The Bolo and the Rooster
As told by Colin Shadel
Every neighborhood has its drunk, and ours is no exception. Don Arturo is a harmless enough old fellow – the only time we really hear from him is when he comes home late from the cantina and begins pounding on the door because his wife, the long-suffering Dona Angelica, has locked him out.
Nights like these, he will persist for a while, until some sleepy part of his rum-soaked brain wakes up and reminds him that from bitter experience there’s no way that the door is going to open, so he may as well go find a comfortable patch in the cornfield at the end of our street and begin to sleep off the excesses of the night.
One thing our street has that not many others do is a particularly mean rooster. A measure of its meanness is that nobody has given it a name, and it’s universally known as “The Rooster”, having such a fierce and dreaded reputation that everybody in the street knows instantly who you are talking about. But for the purposes of the story, we’ll call The Rooster “José” and extend our apologies to all the José’s out there, for bringing shame on what is otherwise a perfectly fine name.
Nobody knows what Senora Sanchéz, José’s owner, does to her animals but before José appeared she had a particularly mean goat who terrorized the neighborhood with his sharp little stunted horns and a running speed that you may not expect from such an animal.
José’s favorite method of attack is straight on – to his credit he is not a sly animal. He will hunt you down and pause for a moment in front of you before taking a few steps and launching himself at you, the plan being to get enough height to take a
good chunk out of you at chest level.
Many of the neighbors have taken to carrying a stick, or at least a corn stalk as a preemptive defense against José’s advances, and it appears that José has received enough such beatings that even the sight of someone carrying something stick-like will make him think twice.

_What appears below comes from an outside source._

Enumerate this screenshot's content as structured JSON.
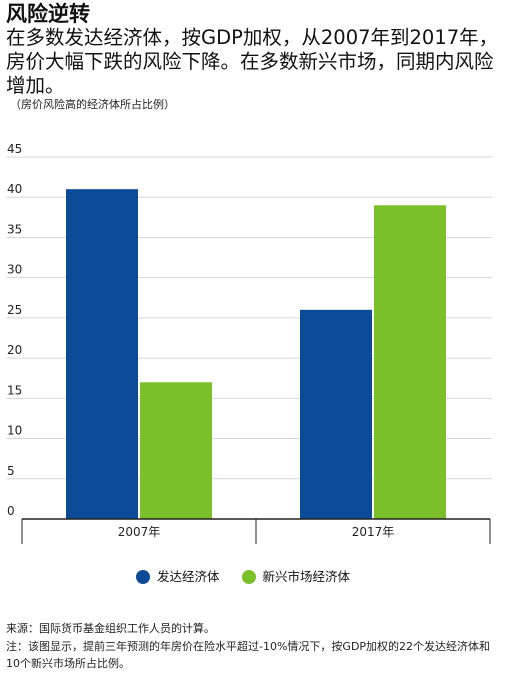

My son, on the other hand, likes to face José off gunfighter-style, and they eye each other for some time until José makes his move and my son grabs him by the throat in mid-air and gives him a mild throttling in an attempt to teach him some manners.
And so it was that one day, returning from my morning walk, that I found Don Arturo scratched and bleeding from his face and chest and arms, lying in the cornfield. His wife and Senora Sanchéz were tending to his wounds.
“Don Arturo” I said, “What happened? Did a car run you over?”
“No” he said “Worse. Last night I came home late, and not being able to get into my house I came to sleep in the cornfield. This morning as the sun rose, The Rooster found me and began attacking me, pecking at my arms and face. But I was still so drunk that I couldn’t rise to defend myself, only cry out meekly while that evil animal had his way. After some time he must have gotten bored and wandered away.”
And anywhere else, this would be a cataclysmic event. Don Arturo would realize that he’s hit rock bottom and Animal Services would come to see about José, perhaps obliging Senora Sanchéz to keep him locked up. But it seems that life goes on – Don Arturo still gets banished to the cornfield a few times a week and José still patrols the neighborhood, looking for his next victim.